7yo: “Do I need to wear shoes?”
Me: “Yes.”
[4 minutes later]
7yo: “What about pants?”
My husband’s family tree is more like a rosebush.
It’s filled with pricks.
Of course you can trust me with your secret.
*Calls local news team
Very few people will notice the possum in this picture because they’re so good at hiding
in high school, my mom once asked where i was going from a few rooms over while i was heading out the door.
i yelled “to do drugs!” and she yelled back “haha good one have fun!”
then i left to go do drugs
Me: *Unveils tray of brownies*
Neighbor: I said to bring a salad
Me: Salad is a colloquialism for brownies in my home
Neighbor: I don’t know that word
Me: It means ‘house’
I thought eyelashes were meant to keep stuff out of my eye, but half the time if theres anything in my eye its a damn eyelash.
Studies show women find food emotionally comforting.
Please send chickpeas.
Co-worker playfully snapped my suspenders and now everyone in the office knows my safe word.
Me: I got bitten on my walk by a Great Dane
Her: My God – imagine if it had been a small child
Me: I could have fought off a small child, Alice
Co-worker: *tells story*
Me: I’m so sorry to hear that.
CW: What? It’s not a bad story.
Me: No, I’m just really sorry I had to hear it.
The first 12-16 hours after waking up are always the most difficult.
[staring up at the sky]
ME: what does that cloud look like to you?
11YR OLD DAUGHTER: I’d say it’s a semi-transparent altocumulus, or at least something of the stratocumuliform physical category
ME: well I see a corn dog
Everybody is a kid of some decade, but “90’s kids” are the only ones who are annoying about it.
I Wasn’t Paying Attention to the Zoom Until I Heard My Name Called: A Memoir
Guys, freedom of speech doesn’t mean you can spell things any way you want to.
I own a gun so if a robber breaks into my home and steals my stuff I can shoot all my stuff and break it so the robber can’t enjoy any of it
I may be angry on the outside, but inside me beats a heart of stone…
[At a One Direction concert]
No, I’m not a…I SAID NO I’M NOT A BIG ONE DIRECTION FAN I JUST HATE MYSELF AND FEEL THE NEED TO SELF PUNISH
Helped a stranger at the gym write a break up text today so yeah, that English degree is really paying off.
cinderella had an entire animal army and a magic grandma, and all she did with that was go to party to meet a man. in the history of misses wow that’s the biggest one
bible: love thy enemy
me: loves carbohydrates
i’ve been ghosted enough to add paranormal investigator to my resume.

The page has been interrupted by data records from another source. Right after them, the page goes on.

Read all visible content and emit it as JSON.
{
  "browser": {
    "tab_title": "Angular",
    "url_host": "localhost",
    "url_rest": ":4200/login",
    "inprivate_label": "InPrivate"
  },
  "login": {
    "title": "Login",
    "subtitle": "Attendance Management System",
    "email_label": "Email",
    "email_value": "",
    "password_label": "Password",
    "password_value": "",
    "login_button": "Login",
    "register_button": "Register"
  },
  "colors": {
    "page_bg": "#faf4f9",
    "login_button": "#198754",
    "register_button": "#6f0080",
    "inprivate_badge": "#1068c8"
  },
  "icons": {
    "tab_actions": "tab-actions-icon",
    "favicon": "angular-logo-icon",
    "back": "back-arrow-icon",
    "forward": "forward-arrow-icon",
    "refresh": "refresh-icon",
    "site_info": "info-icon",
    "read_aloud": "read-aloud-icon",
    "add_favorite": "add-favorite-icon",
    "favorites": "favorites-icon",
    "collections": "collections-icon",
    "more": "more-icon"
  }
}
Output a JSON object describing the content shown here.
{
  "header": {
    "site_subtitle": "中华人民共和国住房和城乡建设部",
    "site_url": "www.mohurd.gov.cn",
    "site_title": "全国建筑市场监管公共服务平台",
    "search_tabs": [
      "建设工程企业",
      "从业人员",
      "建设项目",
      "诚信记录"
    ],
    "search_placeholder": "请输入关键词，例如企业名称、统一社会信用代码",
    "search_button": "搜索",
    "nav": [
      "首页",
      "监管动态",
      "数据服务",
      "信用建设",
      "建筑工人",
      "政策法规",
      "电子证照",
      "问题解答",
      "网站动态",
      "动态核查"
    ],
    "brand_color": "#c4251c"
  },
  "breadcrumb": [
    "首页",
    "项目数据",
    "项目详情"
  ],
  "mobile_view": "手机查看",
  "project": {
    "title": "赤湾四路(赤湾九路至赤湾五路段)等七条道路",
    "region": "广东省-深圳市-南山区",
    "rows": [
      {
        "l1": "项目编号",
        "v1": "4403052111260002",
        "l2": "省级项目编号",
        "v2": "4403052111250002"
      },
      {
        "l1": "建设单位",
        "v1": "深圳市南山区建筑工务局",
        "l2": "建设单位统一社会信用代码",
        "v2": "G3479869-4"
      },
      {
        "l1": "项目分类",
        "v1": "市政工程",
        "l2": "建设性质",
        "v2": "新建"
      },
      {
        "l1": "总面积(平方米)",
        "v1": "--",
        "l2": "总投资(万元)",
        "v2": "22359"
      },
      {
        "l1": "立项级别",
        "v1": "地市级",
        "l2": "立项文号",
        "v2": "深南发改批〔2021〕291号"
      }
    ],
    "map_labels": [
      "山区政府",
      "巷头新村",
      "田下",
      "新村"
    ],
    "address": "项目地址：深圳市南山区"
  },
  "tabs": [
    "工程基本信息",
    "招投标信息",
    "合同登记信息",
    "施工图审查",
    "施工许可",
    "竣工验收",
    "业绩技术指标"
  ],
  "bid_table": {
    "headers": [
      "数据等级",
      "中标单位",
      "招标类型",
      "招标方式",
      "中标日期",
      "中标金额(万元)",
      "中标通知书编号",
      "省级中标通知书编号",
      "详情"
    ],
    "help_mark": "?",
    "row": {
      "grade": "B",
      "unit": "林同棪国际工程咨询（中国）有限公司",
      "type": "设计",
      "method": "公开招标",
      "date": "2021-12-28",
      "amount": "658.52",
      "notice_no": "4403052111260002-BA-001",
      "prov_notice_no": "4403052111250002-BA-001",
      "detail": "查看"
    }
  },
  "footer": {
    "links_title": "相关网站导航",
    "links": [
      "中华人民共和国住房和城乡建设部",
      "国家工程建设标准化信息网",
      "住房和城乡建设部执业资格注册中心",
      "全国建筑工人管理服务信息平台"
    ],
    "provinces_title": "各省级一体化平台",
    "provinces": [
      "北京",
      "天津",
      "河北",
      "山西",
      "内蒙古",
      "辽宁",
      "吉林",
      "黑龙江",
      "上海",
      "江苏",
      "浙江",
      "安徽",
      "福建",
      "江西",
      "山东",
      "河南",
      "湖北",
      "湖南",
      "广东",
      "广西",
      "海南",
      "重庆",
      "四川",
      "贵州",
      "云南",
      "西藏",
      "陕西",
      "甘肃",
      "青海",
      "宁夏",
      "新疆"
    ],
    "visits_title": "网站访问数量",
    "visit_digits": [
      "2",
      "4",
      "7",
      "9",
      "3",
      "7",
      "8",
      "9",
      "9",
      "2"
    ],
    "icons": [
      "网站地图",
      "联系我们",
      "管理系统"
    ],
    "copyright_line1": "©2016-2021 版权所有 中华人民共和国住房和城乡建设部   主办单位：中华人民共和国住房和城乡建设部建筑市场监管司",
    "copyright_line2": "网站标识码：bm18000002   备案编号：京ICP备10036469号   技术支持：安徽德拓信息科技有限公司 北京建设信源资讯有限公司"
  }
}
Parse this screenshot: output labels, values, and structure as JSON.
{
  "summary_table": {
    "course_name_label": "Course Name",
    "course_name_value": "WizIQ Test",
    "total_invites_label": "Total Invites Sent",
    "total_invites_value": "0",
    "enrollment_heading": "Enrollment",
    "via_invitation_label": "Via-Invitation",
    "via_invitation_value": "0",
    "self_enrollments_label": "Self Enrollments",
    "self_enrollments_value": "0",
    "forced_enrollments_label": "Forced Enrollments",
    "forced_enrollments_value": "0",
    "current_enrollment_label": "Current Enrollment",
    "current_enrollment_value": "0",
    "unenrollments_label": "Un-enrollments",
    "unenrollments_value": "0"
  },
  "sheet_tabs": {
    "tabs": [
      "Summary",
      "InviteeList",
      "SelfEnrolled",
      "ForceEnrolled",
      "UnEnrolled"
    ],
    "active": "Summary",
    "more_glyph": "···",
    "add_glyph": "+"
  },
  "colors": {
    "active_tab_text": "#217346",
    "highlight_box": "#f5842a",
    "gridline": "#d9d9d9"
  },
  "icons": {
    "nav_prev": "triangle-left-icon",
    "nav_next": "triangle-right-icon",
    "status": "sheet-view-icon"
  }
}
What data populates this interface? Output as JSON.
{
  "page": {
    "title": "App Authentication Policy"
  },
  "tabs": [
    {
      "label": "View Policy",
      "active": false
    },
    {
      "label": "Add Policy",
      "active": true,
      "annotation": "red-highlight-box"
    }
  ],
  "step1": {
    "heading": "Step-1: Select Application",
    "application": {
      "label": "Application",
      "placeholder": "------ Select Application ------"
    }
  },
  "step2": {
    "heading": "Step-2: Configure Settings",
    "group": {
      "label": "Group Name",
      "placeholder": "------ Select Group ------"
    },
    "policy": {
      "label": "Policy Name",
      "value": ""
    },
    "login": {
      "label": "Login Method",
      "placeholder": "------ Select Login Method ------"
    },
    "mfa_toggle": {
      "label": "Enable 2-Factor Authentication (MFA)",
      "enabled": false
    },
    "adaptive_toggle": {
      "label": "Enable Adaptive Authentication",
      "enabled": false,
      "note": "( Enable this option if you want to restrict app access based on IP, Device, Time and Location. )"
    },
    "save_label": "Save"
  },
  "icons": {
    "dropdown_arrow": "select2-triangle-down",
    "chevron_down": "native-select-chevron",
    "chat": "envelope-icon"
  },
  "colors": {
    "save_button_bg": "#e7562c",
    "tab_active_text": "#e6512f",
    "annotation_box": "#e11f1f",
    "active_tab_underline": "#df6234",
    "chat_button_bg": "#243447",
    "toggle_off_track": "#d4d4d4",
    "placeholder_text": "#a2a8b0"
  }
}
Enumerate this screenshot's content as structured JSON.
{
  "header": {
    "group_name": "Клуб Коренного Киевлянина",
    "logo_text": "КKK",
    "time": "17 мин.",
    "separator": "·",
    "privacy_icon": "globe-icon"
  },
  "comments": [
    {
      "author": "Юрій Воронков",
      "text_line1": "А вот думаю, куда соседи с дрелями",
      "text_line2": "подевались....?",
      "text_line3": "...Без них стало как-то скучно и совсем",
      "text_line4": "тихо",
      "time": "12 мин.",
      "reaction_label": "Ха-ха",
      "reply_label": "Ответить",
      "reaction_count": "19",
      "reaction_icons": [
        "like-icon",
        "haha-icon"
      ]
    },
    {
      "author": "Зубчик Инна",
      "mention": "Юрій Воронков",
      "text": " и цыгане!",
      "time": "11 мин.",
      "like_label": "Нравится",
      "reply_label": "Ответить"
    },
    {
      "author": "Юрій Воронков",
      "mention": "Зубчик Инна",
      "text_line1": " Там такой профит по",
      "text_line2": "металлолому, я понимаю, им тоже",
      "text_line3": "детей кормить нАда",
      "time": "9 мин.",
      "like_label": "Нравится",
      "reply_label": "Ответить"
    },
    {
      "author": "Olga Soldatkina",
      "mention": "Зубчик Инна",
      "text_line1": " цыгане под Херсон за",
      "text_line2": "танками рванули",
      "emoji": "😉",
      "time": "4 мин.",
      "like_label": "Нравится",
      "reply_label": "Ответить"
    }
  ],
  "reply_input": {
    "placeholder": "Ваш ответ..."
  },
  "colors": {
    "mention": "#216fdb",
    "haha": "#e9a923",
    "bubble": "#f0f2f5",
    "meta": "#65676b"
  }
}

sorry… can’t now, i’m busy nursing a hand cramp from getting a slightly bigger phone
Her: You must think our relationship is some sort of game.
Me: Nope. Games are fun.
Crocodile: “See ya later alligator.”
Alligator: “yeah, I don’t do that anymore Jeff.”
u know how sum people get amnesia well i got opposite amnesia i remember everything ask me what i ate this morning. breakfast next question
[taking FRIENDS quiz]
7. Which character do you most identify with?
Ross
8. Which is your least favorite character?
Ross
When people say “You can fit a million earths in the sun!!!”
I’m like:
Hey. Maybe we shouldnt put any earths in the sun. The sun is hot.